Werken in een vrouwenwereld: Diomar Profas is kleuterleider


De kinderen van groep 1b op de Dr. Albert Schweitzer school zijn onrustig. Vandaag gaan ze naar het verkeerspark. Met de jaargenootjes van groep 1a en 1c. De ouders die vandaag een handje mee helpen staan buiten op het schoolplein. Meester Diomar Profas heeft handen en voeten nodig om zijn klas in het gareel te houden. “Vandaag is dat wat moeilijker dan anders; niet alleen vanwege het uitje zo direct, maar ook omdat er zoveel mama’s buiten wachten.”

Dat er mama’s buiten staan, is een gewoon gezicht. Maar dat meester ‘Dio’ binnen staat niet. “Ik ben, denk ik, de enige mannelijke ‘juf’ in een kleutergroep op Curaçao”, zegt meester Dio. “Toen ik op de Akademia Pedagógiko Kòrsou (APK) zat waren er drie andere mannen, maar die vielen tijdens hun stageperiode af. Ze kozen toch voor iets anders.” Meester Dio is daarmee een zeldzame beroepsprofessional. Ieder jaar studeert er een kleine honderd studenten af op de APK en sinds kort op de LOFO, het nieuwe onderwijsopleidingsinstituut van de UoC (voorheen UNA). “De mannen voor de basisschool zijn daar in de minderheid, en voor de kleuteropleiding is er bijna geen enkele man te vinden ”, zegt Dio.

Genieten
De 34-jarige kleuterleider wilde eigenlijk onderwijzer worden op een lagere school, maar had zijn Havo-opleiding niet afgemaakt. De route die velen van zijn medestudenten afleggen in zo’n geval is via de kleuteropleiding; via die route krijg je uiteindelijk – zonder HAVO-diploma – toch een toelatingsbewijs op de LOFO. “Maar ik ben blijven hangen en wil helemaal niet meer weg. Ik geniet zo ontzettend veel van deze kleintjes, dat ik mezelf niet zo gauw weg zie gaan!”

En de ouders op het schoolplein willen dat ook helemaal niet. Meester Dio is niet alleen bij zijn kinderen immens populair, ook onder de moeders van groep 1B kan hij niet stuk. “Super, de leukste meester die ik ken”, zegt één van hen. “Een man in deze groep is heel apart”, zegt de ander. “Jammer dat-ie volgend schooljaar niet meegaat naar groep twee”, zegt een derde moeder: “Hoe hij met kinderen omgaat, daar kunnen echte juffen wat van leren!”
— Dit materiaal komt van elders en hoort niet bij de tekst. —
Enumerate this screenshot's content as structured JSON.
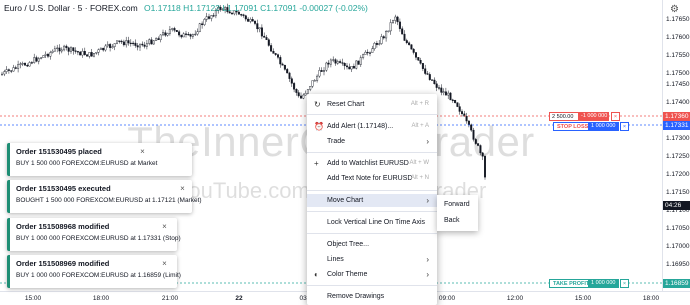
{
  "header": {
    "symbol": "Euro / U.S. Dollar · 5 · FOREX.com",
    "ohlc": "O1.17118 H1.17122 L1.17091 C1.17091 -0.00027 (-0.02%)"
  },
  "watermark": {
    "line1": "TheInnerCircleTrader",
    "line2": "YouTube.com/InnerCircleTrader"
  },
  "price_axis": {
    "ticks": [
      "1.17650",
      "1.17600",
      "1.17550",
      "1.17500",
      "1.17450",
      "1.17400",
      "1.17300",
      "1.17250",
      "1.17200",
      "1.17150",
      "1.17100",
      "1.17050",
      "1.17000",
      "1.16950",
      "1.16900",
      "1.16859"
    ],
    "labels": {
      "sell": "1.17360",
      "stop": "1.17331",
      "time": "04:26",
      "tp": "1.16859"
    },
    "colors": {
      "sell": "#ef5350",
      "stop": "#2962ff",
      "time": "#131722",
      "tp": "#26a69a"
    }
  },
  "time_axis": {
    "ticks": [
      "15:00",
      "18:00",
      "21:00",
      "22",
      "03:",
      "09:00",
      "12:00",
      "15:00",
      "18:00"
    ]
  },
  "notifications": [
    {
      "title": "Order 151530495 placed",
      "body": "BUY 1 500 000 FOREXCOM:EURUSD at Market"
    },
    {
      "title": "Order 151530495 executed",
      "body": "BOUGHT 1 500 000 FOREXCOM:EURUSD at 1.17121   (Market)"
    },
    {
      "title": "Order 151508968 modified",
      "body": "BUY 1 000 000 FOREXCOM:EURUSD at 1.17331   (Stop)"
    },
    {
      "title": "Order 151508969 modified",
      "body": "BUY 1 000 000 FOREXCOM:EURUSD at 1.16859   (Limit)"
    }
  ],
  "menu": {
    "reset": {
      "label": "Reset Chart",
      "shortcut": "Alt + R"
    },
    "alert": {
      "label": "Add Alert (1.17148)...",
      "shortcut": "Alt + A"
    },
    "trade": {
      "label": "Trade"
    },
    "watchlist": {
      "label": "Add to Watchlist EURUSD",
      "shortcut": "Alt + W"
    },
    "note": {
      "label": "Add Text Note for EURUSD",
      "shortcut": "Alt + N"
    },
    "move": {
      "label": "Move Chart"
    },
    "lock": {
      "label": "Lock Vertical Line On Time Axis"
    },
    "tree": {
      "label": "Object Tree..."
    },
    "lines": {
      "label": "Lines"
    },
    "theme": {
      "label": "Color Theme"
    },
    "remove": {
      "label": "Remove Drawings"
    }
  },
  "submenu": {
    "forward": "Forward",
    "back": "Back"
  },
  "orders": {
    "sell_qty": "2 500.00",
    "sell_pnl": "-1 000 000",
    "stop_label": "STOP LOSS",
    "stop_qty": "1 000 000",
    "tp_label": "TAKE PROFIT",
    "tp_qty": "1 000 000"
  },
  "close_glyph": "×",
  "gear_glyph": "⚙",
  "arrow_glyph": "›"
}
In het verkeerspark zijn de kinderen van groep 1 druk aan het fietsen. Meester Dio loopt met z’n Ipad langs het tankstation en maakt foto’s. Zijn collega’s hebben het druk met hun ‘nieuwe baan’ als verkeersregelaar. Van meester Dio mag iedereen links rijden.

Enkele man
Het beeld van een enkele man in zo’n vrouwenwereld vindt één van zijn collega’s minder leuk. Ze zegt: “Het is jammer dat anno 2014 een man in dit vak nog steeds als apart wordt gezien. Stigmatiserend.” Maar de juf van groep 1A begrijpt het wel. “Zoveel mannen zie ik ook niet natuurlijk. Dat komt volgens mij door het lage salaris. Vroeger waren er meer mannen in het onderwijs door de status die dat gaf, maar nu ben je behalve juf, ook nog eens opvoeder en maatschappelijk werker. Misschien dat mannen dat minder ligt.”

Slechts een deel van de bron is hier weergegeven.